La fraude n’est pas, hélas, un mythe. Que ceux qui en douteraient veuillent bien, avec un minimum d’objectivité, jeter un coup d’oeil sur les résultats obtenus chaque année par notre service dans la lutte contre la fraude.
Bagatelle, sans doute, si le S.N.E.D., après des mois d’investigations, découvre à l’exportation un vaste trafic de produits agricoles primés qui, uniquement pour notre pays, représente une perte de plusieurs millions de francs.
Bagatelle peut-être cette autre affaire portant sur des centaines de tonnes de beurre, exporté avec restitution à destination apparente d’un pays tiers, détourné de sa destination dans l’Etat Membre voisin pour être soit vendu dons un autre Etat Membre, soit réimporté en France en vue d’une prétendue réexportation, mais, en réalité, reversé en grande partie sur notre marché ; coût pour le Trésor : 2 millions de F ou minimum.
Bagatelle aussi Les saisies par les services de Bayonne de milliers de litres d’alcool de contrebande ou les saisies dans diverses directions de plus de 2,200 Kg d’anéthol pour la seule année 1967 !
Négligeables peut-être les deux débarquements importants de tabacs opérés frauduleusement sur nos côtes ou les saisies importantes de stupéfiants opérées par les services d’Orly, du Havre, du SNED et d’ailleurs qui, en 1967, ont porté sur 243 Kg de drogue composés en majeure partie d’héroïne et de morphine !
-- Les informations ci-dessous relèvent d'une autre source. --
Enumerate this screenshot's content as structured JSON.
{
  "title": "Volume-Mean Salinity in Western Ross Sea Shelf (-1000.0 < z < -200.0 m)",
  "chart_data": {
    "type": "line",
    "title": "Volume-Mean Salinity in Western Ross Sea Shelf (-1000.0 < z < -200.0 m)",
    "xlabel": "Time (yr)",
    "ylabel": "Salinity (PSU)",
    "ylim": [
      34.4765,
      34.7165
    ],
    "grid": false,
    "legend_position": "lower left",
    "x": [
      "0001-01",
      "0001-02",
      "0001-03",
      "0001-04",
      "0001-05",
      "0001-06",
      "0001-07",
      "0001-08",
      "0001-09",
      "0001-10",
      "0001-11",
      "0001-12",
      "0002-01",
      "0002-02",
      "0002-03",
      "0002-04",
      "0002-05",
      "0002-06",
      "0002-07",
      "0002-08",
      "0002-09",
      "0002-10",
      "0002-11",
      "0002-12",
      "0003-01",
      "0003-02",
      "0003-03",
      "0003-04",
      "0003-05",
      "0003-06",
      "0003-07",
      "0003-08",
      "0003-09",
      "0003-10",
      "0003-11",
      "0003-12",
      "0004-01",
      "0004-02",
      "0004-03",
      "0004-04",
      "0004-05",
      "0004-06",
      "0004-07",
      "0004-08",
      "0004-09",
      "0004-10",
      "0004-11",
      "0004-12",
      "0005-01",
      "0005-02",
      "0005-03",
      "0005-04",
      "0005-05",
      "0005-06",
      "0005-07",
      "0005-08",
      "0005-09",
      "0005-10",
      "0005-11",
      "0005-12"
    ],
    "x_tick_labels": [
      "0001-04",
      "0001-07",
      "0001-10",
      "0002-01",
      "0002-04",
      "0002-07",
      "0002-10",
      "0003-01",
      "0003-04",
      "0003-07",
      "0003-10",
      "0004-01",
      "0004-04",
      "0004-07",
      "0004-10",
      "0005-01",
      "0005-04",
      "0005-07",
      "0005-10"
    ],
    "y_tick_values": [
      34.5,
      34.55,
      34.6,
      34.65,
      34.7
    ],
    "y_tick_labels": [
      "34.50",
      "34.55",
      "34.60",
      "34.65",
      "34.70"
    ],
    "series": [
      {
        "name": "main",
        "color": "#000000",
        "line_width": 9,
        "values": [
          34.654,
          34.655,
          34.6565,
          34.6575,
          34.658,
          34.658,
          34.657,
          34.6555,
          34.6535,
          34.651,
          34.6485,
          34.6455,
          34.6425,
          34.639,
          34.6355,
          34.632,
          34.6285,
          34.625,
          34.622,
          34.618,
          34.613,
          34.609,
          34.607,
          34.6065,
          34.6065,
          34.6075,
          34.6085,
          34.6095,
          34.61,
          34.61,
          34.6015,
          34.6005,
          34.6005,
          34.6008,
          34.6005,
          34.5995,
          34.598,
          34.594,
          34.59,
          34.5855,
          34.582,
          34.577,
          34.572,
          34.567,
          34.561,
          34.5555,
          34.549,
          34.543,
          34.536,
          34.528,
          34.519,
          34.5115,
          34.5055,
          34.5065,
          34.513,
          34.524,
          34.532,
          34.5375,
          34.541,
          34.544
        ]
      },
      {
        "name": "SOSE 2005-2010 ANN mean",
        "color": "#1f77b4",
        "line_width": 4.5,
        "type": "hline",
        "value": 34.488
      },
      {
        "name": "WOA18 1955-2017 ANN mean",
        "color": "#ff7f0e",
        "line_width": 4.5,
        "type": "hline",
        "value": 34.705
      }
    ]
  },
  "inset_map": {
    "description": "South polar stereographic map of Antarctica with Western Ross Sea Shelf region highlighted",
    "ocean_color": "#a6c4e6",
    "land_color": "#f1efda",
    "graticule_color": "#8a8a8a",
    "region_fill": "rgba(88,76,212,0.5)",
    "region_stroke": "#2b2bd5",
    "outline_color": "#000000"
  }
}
Bagatelle, si le S.N.E.D. met la main sur des ateliers clandestins de fabrication de pastis ou de décoloration de fuel, dont le fonctionnement a frustré le Trésor de millions de francs de taxes !
Bagatelle, si les services de Mulhouse mettent fin, grâce à des contrôles judicieux, à des abus manifestes du régime de l’admission temporaire et recouvrent ainsi, en sus d’amendes substantielles, des centaines de milliers de francs au titre des droits et taxes !
Dénués d’intérêt peut-être les contrôles opérés dans la direction de Nantes, qui ont permis au service de découvrir des utilisations irrégulières massives, par des transporteurs, de carburants détaxés.
Inutiles, les contrôles provoqués par les services de Chambéry qui ont abouti à la constatation d’importations frauduleuses de tonnages considérables de maïs sous le couvert de fausse déclaration d’origine communautaire.
Bagatelle, les importations frauduleuses de textiles de pays tiers avec production de faux certificats, alors que ces opérations ont gravement perturbé un secteur particulièrement sensible et déjà touché par la crise économique.
Bagatelle, la double et brillante opération récente de l’Echelon-S.N.E.D. de Marseille qui a réussi, à quelques jours d’intervalle, d’une port, à découvrir un nouvel atelier clandestin de fabrication de pastis, à saisir plus de 1 500 litres d’alcool et à arrêter les auteurs de ces fraudes, trafiquants notoires et récidivistes et, d’autre part, à déceler l’importation frauduleuse, au cours des deux dernières années, de plus de 15 tonnes d’anéthol.
Je pourrais multiplier les exemples de fraudes aussi graves sans parvenir peut-être pour autant à convaincre de la nécessité de lutter contre la fraude certaines personnes pour qui ces opérations restent marginales et portant négligeables.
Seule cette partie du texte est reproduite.